Build a robots.txt file with rules for search engines and crawlers.
robots.txt is a plain text file placed at the root of a website (e.g. https://example.com/robots.txt) that tells web crawlers which parts of the site they may and may not access. It follows the Robots Exclusion Protocol, first proposed in 1994 and now formalised as an internet standard (RFC 9309). Every major search engine — Google, Bing, Yandex, Baidu — reads this file before crawling a site.
Each block in a robots.txt file starts with a User-agent line specifying which crawler the rules apply to. An asterisk (*) matches all crawlers. Below the user-agent, Disallow lines list paths the crawler should not visit, while Allow lines grant exceptions within disallowed areas. Rules are matched by longest prefix, so a more specific Allow can override a broader Disallow. The Crawl-delay directive requests that a bot wait a specified number of seconds between requests, though not all crawlers honour it.
AI training datasets are built by specialised crawlers that scrape the open web. Common ones include GPTBot (OpenAI), ClaudeBot (Anthropic), CCBot (Common Crawl), Google-Extended (Google AI training), and Bytespider (ByteDance). Adding Disallow rules for these user agents prevents your content from being used for model training while keeping your site fully visible to search engines. Note that robots.txt is advisory — compliant bots will respect it, but it offers no technical enforcement.

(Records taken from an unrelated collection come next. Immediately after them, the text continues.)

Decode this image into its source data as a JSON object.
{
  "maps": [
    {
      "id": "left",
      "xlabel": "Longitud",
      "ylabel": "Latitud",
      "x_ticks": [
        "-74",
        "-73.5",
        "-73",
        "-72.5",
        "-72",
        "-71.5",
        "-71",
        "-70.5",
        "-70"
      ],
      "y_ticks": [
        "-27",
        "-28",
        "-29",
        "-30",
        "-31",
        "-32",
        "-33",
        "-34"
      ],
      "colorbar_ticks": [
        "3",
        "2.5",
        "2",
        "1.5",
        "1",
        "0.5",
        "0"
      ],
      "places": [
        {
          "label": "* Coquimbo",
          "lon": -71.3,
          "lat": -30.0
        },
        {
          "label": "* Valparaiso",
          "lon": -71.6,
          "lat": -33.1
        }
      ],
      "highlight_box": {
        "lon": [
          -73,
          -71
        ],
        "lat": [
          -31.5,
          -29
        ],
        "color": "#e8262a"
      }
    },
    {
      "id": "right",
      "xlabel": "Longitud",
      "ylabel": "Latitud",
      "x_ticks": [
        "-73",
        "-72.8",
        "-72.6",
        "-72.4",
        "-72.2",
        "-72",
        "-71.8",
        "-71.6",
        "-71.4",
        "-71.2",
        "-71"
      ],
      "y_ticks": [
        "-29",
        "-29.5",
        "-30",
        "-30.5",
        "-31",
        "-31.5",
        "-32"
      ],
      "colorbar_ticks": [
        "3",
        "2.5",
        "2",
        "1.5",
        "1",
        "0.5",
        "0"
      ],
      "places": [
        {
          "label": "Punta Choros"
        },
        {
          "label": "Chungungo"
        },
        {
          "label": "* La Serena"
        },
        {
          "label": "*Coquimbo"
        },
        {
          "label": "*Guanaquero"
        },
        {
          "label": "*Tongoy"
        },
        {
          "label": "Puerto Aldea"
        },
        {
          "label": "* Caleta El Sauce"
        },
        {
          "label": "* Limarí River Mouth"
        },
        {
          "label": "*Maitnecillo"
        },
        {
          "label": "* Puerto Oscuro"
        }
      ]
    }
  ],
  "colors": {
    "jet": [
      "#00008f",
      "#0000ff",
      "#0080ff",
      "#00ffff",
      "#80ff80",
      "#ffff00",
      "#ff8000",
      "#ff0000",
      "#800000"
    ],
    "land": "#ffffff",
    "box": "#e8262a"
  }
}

The Sitemap line tells crawlers where to find your XML sitemap, which lists all the pages you want indexed along with metadata like last-modified dates and update frequency. You can include multiple Sitemap lines if you have more than one. Sitemap directives are not tied to a specific user-agent block — they apply globally and are typically placed at the end of the file.
Accidentally disallowing your entire site (Disallow: /) to all crawlers will deindex it from search engines. Blocking CSS and JavaScript files can prevent search engines from rendering pages correctly, harming your rankings. Using robots.txt to hide sensitive content is unreliable — it tells crawlers the URL exists while asking them not to visit it. For truly private content, use authentication or the noindex meta tag instead.